Ambasador Węgier przy Stolicy Apostolskiej: od 1000 lat świadomie żyjemy chrześcijaństwem
04 kwietnia 2023 | 15:56 | tom (KAI) | Watykan Ⓒ Ⓟ
Gdy w dniach 28-30 kwietnia papież Franciszek uda się po raz drugi na Węgry, spotka się z krajem o silnie odczuwalnych w społeczeństwie wartościach chrześcijańskich. Podkreśla to w wywiadzie dla Radia Watykańskiego ambasador Węgier przy Stolicy Apostolskiej Eduard Habsburg. Jego zdaniem Franciszek będzie na Węgrzech także apelował o pokój na Ukrainie. Ojciec Święty odwiedził ten kraj we wrześniu 2021 roku na zakończenie 52. Międzynarodowego Kongresu Eucharystycznego w Budapeszcie.

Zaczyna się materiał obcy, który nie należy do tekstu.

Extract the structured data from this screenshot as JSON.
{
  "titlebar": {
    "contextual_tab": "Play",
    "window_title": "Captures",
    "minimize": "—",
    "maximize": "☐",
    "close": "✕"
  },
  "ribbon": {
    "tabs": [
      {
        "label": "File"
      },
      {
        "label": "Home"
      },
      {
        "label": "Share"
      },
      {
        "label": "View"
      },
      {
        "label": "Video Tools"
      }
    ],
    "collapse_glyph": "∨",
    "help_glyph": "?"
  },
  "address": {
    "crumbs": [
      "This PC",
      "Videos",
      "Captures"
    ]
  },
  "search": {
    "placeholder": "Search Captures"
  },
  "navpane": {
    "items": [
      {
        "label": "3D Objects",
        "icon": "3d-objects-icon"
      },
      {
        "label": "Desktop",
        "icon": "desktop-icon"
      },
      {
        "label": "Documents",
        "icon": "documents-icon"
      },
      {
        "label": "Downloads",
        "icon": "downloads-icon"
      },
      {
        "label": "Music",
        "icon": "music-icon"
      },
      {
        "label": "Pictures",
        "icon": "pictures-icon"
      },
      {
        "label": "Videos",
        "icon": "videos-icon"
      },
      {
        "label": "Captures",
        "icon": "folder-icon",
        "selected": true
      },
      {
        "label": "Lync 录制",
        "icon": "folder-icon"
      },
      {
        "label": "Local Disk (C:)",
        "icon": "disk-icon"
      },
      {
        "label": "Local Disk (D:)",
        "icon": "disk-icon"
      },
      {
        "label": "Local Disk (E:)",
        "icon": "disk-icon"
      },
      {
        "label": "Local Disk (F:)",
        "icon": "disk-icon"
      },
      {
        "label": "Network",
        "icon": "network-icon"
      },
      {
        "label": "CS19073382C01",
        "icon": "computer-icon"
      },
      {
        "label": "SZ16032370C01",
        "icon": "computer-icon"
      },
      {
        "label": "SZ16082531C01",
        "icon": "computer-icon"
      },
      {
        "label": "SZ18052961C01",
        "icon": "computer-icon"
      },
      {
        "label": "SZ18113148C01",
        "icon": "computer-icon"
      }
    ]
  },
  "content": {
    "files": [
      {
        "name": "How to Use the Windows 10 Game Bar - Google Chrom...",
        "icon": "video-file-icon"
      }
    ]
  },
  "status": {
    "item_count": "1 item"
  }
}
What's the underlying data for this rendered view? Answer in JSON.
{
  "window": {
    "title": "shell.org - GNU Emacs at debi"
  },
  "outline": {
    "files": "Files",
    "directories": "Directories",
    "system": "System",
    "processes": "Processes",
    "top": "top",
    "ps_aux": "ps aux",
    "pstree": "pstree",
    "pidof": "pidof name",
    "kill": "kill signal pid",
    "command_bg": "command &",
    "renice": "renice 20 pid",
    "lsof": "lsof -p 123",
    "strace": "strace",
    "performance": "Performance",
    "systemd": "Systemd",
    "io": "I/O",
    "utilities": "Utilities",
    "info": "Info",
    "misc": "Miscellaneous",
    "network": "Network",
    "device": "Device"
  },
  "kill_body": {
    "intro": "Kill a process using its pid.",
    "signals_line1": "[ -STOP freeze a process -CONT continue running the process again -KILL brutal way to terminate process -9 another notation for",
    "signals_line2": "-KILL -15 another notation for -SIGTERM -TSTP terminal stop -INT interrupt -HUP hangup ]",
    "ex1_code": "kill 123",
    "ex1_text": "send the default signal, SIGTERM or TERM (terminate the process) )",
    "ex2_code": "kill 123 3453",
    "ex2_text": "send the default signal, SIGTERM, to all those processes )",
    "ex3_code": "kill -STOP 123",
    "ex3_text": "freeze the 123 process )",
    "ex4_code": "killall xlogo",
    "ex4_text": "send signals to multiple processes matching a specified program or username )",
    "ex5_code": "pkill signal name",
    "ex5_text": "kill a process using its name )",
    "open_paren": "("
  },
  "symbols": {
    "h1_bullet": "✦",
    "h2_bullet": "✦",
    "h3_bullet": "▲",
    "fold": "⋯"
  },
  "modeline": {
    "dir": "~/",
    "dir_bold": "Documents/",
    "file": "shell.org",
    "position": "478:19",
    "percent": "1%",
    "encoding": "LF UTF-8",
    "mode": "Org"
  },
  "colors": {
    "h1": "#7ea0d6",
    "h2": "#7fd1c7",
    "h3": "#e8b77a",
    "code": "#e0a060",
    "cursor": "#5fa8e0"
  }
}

Eduard Habsburg odnosząc się do faktu, że papież po raz drugi składa wizytę powiedział, że „Franciszek jest ciekawy Węgier”. „Jest to kraj, który przyciąga uwagę. Wiem, że uważa Węgrów za ludzi prawych i odważnych, przynajmniej tak mi powiedział w pierwszej rozmowie, kiedy przyjechałem do Watykanu w 2015 roku. Wtedy zrobiło to na mnie wrażenie” – powiedział.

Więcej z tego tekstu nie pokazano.